In the second case, control over the public utility evaporates and the effect on GDP is dispersed in a thousand rivulets that taste like an electoral ‘bribe’ and little else.
ReGiS: The Darkness of Bureaucracy
How can a 200 billion plan be monitored if the reporting system is a sieve?
The ReGiS portal, developed by a subsidiary of the MEF and managed by the MEF, has become the emblem of Italian inefficiency.
Data are updated with months to spare, making it impossible to understand in real time where the money has run aground.
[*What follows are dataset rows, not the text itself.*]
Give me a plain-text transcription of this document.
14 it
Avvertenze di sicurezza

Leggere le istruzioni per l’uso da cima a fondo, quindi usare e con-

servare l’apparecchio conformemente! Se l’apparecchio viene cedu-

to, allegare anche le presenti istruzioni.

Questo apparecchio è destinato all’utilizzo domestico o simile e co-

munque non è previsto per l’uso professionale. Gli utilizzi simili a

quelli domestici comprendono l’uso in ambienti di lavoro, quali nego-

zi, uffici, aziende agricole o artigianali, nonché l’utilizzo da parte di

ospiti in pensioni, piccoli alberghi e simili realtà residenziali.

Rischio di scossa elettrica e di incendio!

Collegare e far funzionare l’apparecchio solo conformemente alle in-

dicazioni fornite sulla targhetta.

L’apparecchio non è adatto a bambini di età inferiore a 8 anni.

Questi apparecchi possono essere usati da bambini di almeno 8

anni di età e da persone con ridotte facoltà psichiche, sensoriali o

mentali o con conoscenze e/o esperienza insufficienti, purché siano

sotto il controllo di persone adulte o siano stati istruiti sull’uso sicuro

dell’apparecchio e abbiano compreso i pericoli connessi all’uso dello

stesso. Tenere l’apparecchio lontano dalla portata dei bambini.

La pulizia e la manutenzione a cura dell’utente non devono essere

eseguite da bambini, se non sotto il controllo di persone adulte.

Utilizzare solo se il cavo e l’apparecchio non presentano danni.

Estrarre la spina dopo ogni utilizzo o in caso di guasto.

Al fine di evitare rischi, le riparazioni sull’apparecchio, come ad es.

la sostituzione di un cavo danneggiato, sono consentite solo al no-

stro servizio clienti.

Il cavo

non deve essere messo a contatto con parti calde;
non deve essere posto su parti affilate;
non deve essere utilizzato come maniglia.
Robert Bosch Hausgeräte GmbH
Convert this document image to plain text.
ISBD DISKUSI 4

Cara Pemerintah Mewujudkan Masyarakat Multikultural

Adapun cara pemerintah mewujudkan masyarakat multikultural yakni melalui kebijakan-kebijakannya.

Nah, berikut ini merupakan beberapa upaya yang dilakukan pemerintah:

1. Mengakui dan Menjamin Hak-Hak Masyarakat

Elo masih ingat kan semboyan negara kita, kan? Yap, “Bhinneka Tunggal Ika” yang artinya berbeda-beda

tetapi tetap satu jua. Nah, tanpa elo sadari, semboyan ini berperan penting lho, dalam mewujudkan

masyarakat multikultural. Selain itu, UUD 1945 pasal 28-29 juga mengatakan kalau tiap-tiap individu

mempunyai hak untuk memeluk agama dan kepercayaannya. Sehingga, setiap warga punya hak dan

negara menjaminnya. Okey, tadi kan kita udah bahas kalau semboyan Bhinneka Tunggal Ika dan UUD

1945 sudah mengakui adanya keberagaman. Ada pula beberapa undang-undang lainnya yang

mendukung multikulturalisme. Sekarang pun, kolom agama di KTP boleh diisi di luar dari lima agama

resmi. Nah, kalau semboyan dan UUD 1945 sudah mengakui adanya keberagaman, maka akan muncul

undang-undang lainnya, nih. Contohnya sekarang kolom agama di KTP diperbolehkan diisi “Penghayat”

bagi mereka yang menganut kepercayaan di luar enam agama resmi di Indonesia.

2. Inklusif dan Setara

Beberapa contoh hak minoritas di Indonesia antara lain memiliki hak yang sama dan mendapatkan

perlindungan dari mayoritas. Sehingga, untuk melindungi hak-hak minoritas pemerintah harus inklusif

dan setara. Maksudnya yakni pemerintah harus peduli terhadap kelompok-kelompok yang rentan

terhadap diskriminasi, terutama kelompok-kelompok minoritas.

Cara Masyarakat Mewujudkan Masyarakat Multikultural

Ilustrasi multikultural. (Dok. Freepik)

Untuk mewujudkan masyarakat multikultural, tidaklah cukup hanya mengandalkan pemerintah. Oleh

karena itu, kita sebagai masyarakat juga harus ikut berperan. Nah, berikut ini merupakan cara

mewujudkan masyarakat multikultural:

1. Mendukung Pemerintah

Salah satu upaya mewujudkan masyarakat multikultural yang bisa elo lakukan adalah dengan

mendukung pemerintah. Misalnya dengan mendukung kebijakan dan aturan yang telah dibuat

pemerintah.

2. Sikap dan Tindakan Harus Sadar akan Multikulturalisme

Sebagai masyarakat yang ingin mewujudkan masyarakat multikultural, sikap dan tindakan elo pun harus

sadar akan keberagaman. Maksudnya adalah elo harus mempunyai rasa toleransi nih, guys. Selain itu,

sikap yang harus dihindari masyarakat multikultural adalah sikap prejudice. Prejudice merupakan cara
It is 2026 and we are still navigating by sight. The small municipalities, left alone to cope with a monstrous amount of tasks, have often given up or presented sterile projects in order to ‘take the money’.
The result is a growth that, numbers in hand, has remained modest, far from the economic shock we were promised.
NRP: No Relevant Reforms at All?
The fiercest criticism, but unfortunately the most centred, comes from Tito Boeri: the PNRR has turned into ‘Just No Relevant Reforms’.
Europe had asked us to change the face of the Public Administration, Justice, Competition and Education.
We responded with a ‘homework’ approach: approving small measures, often cosmetic, with the sole purpose of unlocking the next instalment from Brussels.
We have made reforms ‘because we have to’, not ‘because we need to’.
Every year we have witnessed micro-decrees that have neither simplified the lives of citizens nor made the country more competitive. The bureaucracy has remained the same, only with more forms to be filled out to justify the use of EU funds.
The bitterness of a finish line without glory
In conclusion, the PNRR will remain a case study of how, for the umpteenth time, Italy was unable to take advantage of the opportunity.. We had the good fortune of a favourable Franco-German axis and the economic advantage of low interest rates. And despite this, nothing to do.
But today, in 2026, the bitterness in the mouth is strong.
If the money ends up in volatile tax credits and paper reforms, what is left is not a new country, but only a bigger (albeit cheap) debt and the knowledge that we have turned a renaissance plan into a low-profile routine.
The train has passed, but we were too busy filling out yet another bureaucratic form to realise that we were going nowhere.